Partager l'article ! Beginners (2011) Mike Mills: Fiche technique Film américain Date de sortie : 15 juin 2011 Genre : remise en question(s) Dur ...
Comment je les ai critiqués... (ma vie textuelle)

Fiche technique
Film américain
Date de sortie : 15 juin 2011
Genre : remise en question(s)
Durée : 1h44
Scénario : Mike Mills
Image : Kasper Tuxen
Musique : Roger Neill
Avec Ewan McGregor (Oliver), Mélanie Laurent (Anna), Christopher Plummer (Hal), Mary Page Keller (Georgia), Goran Visnjic
(Andy), Jennifer Hasty (La secrétaire)…
Synopsis : Oliver, illustrateur a Los Angeles, collectionne
les ex et les déceptions amoureuses. Quand son père, Hal, tire sa révérence après avoir fait son coming-out a 75 ans et rejoint avec entrain la communauté homosexuelle, Oliver se penche sur ses
relations familiales et ses échecs sentimentaux. (allocine)

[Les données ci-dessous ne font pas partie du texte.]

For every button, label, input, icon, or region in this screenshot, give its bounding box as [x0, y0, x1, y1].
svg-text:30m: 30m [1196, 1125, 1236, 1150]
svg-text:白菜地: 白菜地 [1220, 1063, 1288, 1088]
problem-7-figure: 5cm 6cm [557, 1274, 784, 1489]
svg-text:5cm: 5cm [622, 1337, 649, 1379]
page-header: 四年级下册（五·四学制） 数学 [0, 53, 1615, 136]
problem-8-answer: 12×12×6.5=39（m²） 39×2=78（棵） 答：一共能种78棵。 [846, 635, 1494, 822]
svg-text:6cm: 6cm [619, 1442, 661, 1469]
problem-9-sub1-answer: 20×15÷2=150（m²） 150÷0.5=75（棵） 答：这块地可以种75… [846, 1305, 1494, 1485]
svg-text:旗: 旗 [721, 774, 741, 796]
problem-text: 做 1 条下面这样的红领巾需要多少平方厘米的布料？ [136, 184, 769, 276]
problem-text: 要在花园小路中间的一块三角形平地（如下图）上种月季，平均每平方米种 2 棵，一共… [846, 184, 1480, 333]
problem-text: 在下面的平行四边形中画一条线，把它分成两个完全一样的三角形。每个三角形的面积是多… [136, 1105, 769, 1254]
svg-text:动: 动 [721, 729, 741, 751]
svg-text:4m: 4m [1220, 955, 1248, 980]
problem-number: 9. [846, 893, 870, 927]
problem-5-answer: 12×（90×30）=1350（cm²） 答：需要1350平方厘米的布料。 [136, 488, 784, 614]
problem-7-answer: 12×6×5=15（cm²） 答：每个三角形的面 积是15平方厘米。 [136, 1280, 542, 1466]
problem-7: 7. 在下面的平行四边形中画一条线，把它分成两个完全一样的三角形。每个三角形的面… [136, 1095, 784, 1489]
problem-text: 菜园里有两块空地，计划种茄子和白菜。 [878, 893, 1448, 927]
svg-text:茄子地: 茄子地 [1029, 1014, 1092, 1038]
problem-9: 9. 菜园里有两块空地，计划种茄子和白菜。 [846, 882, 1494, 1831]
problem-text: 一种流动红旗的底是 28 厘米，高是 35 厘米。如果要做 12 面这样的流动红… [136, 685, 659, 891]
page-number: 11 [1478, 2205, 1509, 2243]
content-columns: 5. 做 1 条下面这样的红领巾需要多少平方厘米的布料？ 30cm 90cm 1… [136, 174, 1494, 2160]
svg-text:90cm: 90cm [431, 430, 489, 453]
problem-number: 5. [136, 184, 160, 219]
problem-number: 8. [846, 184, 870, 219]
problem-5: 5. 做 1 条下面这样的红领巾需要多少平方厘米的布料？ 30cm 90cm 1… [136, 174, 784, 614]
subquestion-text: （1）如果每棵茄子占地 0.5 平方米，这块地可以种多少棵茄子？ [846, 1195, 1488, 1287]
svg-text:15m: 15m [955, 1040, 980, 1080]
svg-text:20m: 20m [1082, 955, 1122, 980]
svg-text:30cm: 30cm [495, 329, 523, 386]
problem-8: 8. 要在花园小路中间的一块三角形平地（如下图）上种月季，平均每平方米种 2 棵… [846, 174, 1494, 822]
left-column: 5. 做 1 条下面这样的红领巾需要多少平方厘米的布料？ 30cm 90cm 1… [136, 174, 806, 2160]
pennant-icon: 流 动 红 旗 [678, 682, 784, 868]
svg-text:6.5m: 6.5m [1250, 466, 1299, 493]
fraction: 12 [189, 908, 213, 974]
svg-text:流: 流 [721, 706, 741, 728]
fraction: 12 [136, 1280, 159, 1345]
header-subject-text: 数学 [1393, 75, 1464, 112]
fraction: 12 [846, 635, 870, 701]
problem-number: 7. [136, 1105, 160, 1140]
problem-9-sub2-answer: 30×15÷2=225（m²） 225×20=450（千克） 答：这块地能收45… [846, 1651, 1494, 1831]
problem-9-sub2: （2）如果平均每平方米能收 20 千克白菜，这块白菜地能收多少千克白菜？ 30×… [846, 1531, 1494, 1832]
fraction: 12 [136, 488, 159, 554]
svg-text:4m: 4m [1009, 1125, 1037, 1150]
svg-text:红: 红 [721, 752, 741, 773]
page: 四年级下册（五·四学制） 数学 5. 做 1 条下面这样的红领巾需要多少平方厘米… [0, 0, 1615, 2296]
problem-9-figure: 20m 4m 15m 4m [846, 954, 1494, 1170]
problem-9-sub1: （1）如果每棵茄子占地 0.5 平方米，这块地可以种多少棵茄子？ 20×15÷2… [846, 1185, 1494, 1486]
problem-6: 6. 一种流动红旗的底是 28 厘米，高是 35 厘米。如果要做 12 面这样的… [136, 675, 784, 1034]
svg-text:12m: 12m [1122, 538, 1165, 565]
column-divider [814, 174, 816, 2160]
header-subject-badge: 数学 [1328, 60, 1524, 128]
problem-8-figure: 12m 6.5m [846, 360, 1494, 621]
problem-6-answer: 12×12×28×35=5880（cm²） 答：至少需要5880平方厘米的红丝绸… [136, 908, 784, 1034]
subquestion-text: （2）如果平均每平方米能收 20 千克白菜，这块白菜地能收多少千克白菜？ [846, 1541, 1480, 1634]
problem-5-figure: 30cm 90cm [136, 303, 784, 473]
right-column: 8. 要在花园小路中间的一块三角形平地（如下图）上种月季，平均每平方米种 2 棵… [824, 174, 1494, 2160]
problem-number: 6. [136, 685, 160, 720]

Mon avis : Dis, papa, c’est quoi l’amour
?
On fêtait hier la gay pride à Strasbourg ou à Bordeaux, on la fêtera samedi prochain à Lyon ou à Toulouse, et le
samedi d‘après à Paris. Le rapport avec Beginners c’est que le film aborde, sans que ce soit son sujet principal, l’activisme homosexuel. Et je suis sans doute un vieux schnock rabat-joie mais je fais partie de ceux qui pense que nous nous inscrivons dans une histoire collective. Que la lutte de ceux qui nous ont
précédés nous a ouvert la voie, et que l’égalité des droits n’est pas encore acquise. Et voir un vieux monsieur de soixante-quinze ans malade qui trouve encore le courage de se battre et de se
lever, ça me fait toujours bien plaisir.
Le père d‘Oliver vient de mourir, et il se retrouve tout seul dans son ancien appartement à trier ses affaires, en jeter
certaines et en garder d‘autres. Oliver se souvient des derniers jours de Hal, entre l’hôpital et les soins palliatifs. Car Hal a eu un cancer, qui s’est déclaré trop tard quand il était déjà
trop vieux. Illustrateur, Oliver déprime et partage sa vie avec le chien de son papa, avec qui il s’invente des dialogues imaginaires. Un jour ses collègues l’invitent à une soirée où Oliver se
déguise en Freud et psychanalyse les invités. Une jeune femme se présente alors à lui, aphone, et le courant passe assez bien entre les deux jeunes gens.
Il est agréable de voir un réalisateur de clip faire de la mise en scène. Je m’explique : Mike Mills a débuté sa
carrière dans le monde du vidéo-clip et de la publicité, ce qui n’est pas un reproche. Mais lorsqu’il s’attelle à un long-métrage comme Beginners, il se débarrasse des tics de
réalisation que peuvent avoir certains de ses comparses quand il font du cinéma. Ici, les petites trouvailles de mise en scènes sont charmantes et se mêle agréablement à l’histoire qui nous est
racontée. Pourtant compliqué dans sa trame narrative, le film se déroule très simplement, sans effets superflus. Même les quelques idées saugrenues, comme ces sous-titres reflétant les dialogues
entre le personnage principal et son chien, passent comme une lettre à la poste et apportent un peu de légèreté là où le film en aurait peut-être manqué.
Car l‘histoire de Beginners n‘est pas très drôle au fond. Quand Oliver fait le bilan de sa vie affective, il
n’y voit que des échecs. Handicapé affectif, il ne fait que reproduire à sa manière le schéma familial. Ses parents ne se sont pas vraiment aimés, ils se sont connu en des temps anciens qui nous
sont retranscrits en photos par des émouvants flashbacks. Sa mère était juive à une époque où il ne faisait pas bon l’être, et son père a toujours su qu’il était gay sans jamais pouvoir
l‘assumer. Autres temps, autres mœurs, mais Oliver n’a pas plus de chances : il accumule les déceptions sentimentales jusqu’à ce qu’il rencontre Anna. La relation qui débute entre ces deux
écorchés vifs est d’ailleurs particulièrement émouvante, et Ewan McGregor ainsi que Mélanie Laurent arrivent très bien à faire passer ce tendre sentiment qui commence à les
étreindre. On se plait alors à croire en ces débutants de l’amour qui vont peut-être avoir enfin une chance.